Natürlich kann es sinnvoll sein, bestimmte feindliche Anführer zu töten, aber so wie es zur Zeit geschieht ist es einfach nur planlos.

Zitat:Terrorismus richtet sich gegen die Zivilbevölkerung. Nicht dein Ernst, oder? Und was willst du damit erreichen? Sind es 2 Parteien die die Zivilbevölkerung drangsalieren, bravo tolle Lösung.

Ich versuche mal einen anderen Ansatz der Erklärung, da du es offenbar nicht verstehst.

Warum befolgen die Bürger in Deutschland die Gesetze, zahlen Steuern, tun was man ihnen sagt und plündern nicht die Läden?

Weil sie dazu gezwungen werden, weil der Staat mittels bewaffneter Kräfte, mit Feuerwaffen bewaffneter Polizisten ihnen ein Potential bis hin zu ihrer Tötung vor Augen führt, was sie dazu zwingt zu tun was der Staat will. Ohnen diese Repression, würde kein Staat, keine Gesellschaft funktionieren. Staaten entstanden aus Räuber-Beute Verhältnissen die sich institunalisierten. So wie Schafe, Ziegen usw von Beute zu Haustieren wurden. Der Bürger/Einwohner des Staats findet nun diese Repression nur so lange erträglich, also legitim, wie er wenigstens von anderen Räubern beschützt wird. Im gegenzu dafür ist er bereit Milch, Wolle, und Fleisch in bestimmten Mengen zu geben.

Wenn der Feind nun Terrorismus als Kampfweise einsetzt, dann delegitimiert diese Kampfweise den Staat. Je mehr der Terror um sich greift, desto weniger wirkt die bloße Drohung, das bloße Potential das der Staat vorführt um die Einwohner noch dazu zu bringen das zu tun was er will. Auf diese Wirkung zielen Terroristen vor allem anderen.

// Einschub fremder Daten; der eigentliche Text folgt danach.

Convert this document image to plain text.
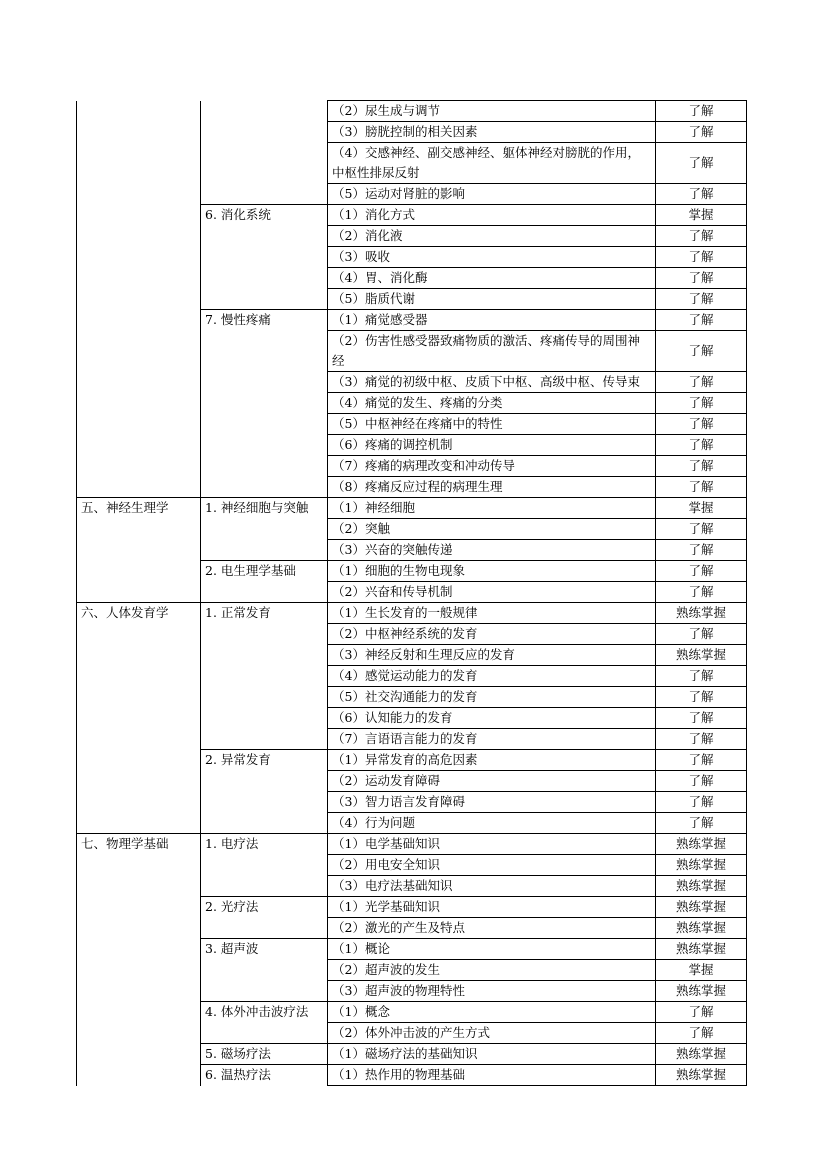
		（2）尿生成与调节	了解
		（3）膀胱控制的相关因素	了解
		（4）交感神经、副交感神经、躯体神经对膀胱的作用，中枢性排尿反射	了解
		（5）运动对肾脏的影响	了解
	6. 消化系统	（1）消化方式	掌握
		（2）消化液	了解
		（3）吸收	了解
		（4）胃、消化酶	了解
		（5）脂质代谢	了解
	7. 慢性疼痛	（1）痛觉感受器	了解
		（2）伤害性感受器致痛物质的激活、疼痛传导的周围神经	了解
		（3）痛觉的初级中枢、皮质下中枢、高级中枢、传导束	了解
		（4）痛觉的发生、疼痛的分类	了解
		（5）中枢神经在疼痛中的特性	了解
		（6）疼痛的调控机制	了解
		（7）疼痛的病理改变和冲动传导	了解
		（8）疼痛反应过程的病理生理	了解
五、神经生理学	1. 神经细胞与突触	（1）神经细胞	掌握
		（2）突触	了解
		（3）兴奋的突触传递	了解
	2. 电生理学基础	（1）细胞的生物电现象	了解
		（2）兴奋和传导机制	了解
六、人体发育学	1. 正常发育	（1）生长发育的一般规律	熟练掌握
		（2）中枢神经系统的发育	了解
		（3）神经反射和生理反应的发育	熟练掌握
		（4）感觉运动能力的发育	了解
		（5）社交沟通能力的发育	了解
		（6）认知能力的发育	了解
		（7）言语语言能力的发育	了解
	2. 异常发育	（1）异常发育的高危因素	了解
		（2）运动发育障碍	了解
		（3）智力语言发育障碍	了解
		（4）行为问题	了解
七、物理学基础	1. 电疗法	（1）电学基础知识	熟练掌握
		（2）用电安全知识	熟练掌握
		（3）电疗法基础知识	熟练掌握
	2. 光疗法	（1）光学基础知识	熟练掌握
		（2）激光的产生及特点	熟练掌握
	3. 超声波	（1）概论	熟练掌握
		（2）超声波的发生	掌握
		（3）超声波的物理特性	熟练掌握
	4. 体外冲击波疗法	（1）概念	了解
		（2）体外冲击波的产生方式	了解
	5. 磁场疗法	（1）磁场疗法的基础知识	熟练掌握
	6. 温热疗法	（1）热作用的物理基础	熟练掌握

Was ist nun Terrorismus? Er ist eine Kampfweise, eine bloße Methode. Nun kann man die Drohung des Staates durch die dieser funktioniert durch staatlichen Terror erhöhen und dadurch tatsächlich dem Feind entgegen wirken, dass wäre dann tatsächlich das was du schreibst, dass die Zivilbevölkerung von beiden drangsaliert wird, man kann aber auch Terror auf andere Weise, bzw gegen den Feind einsetzen und ihn auf diese Weise schädigen. Es ist möglich, selbst Terror als Waffe einzusetzen, gegen den Feind. Beispielsweise indem man auf sehr harte Weise foltert, und diese Folterungen gezielt und begrenzt gegen identifizierte Feinde einsetzt, oder indem man Terrorismus gegen die ethnsiche Gruppe des Feindes einsetzt, oder indem man Terror einsetzt und diesem dem Feind unterschiebt, Menschen verschwinden lässt, gezielte Morde begeht usw usw

Der Feind setzt Terror ja auch nicht einfach nur so ein. Beispielsweise streut der Feind bei Bombenanschlägen genau so Gerüchte, dass gar nicht der Feind, sondern die Besatzungsmacht dahinter stecke, dass andere ethnische oder religiöse Gruppen dahinter stecken würden usw

Welche Ziele verfolgt das, was will ich also damit erreichen? 1 ist es ein Ziel, den Feind zu delegitimieren und den Staat wieder zu legitimieren 2 ist es ein Ziel den Feind dazu zu zwingen sich zu unterwerfen bzw ihn zu bestimmten Handlungen und Reaktionen zu zwingen. Insbesondere 2 ist entscheidend. Im Assymetrischen Krieg muß man den Feind zum reagieren bringen, aus der Rolle des Agierenden verdrängen und zum Reagierenden machen.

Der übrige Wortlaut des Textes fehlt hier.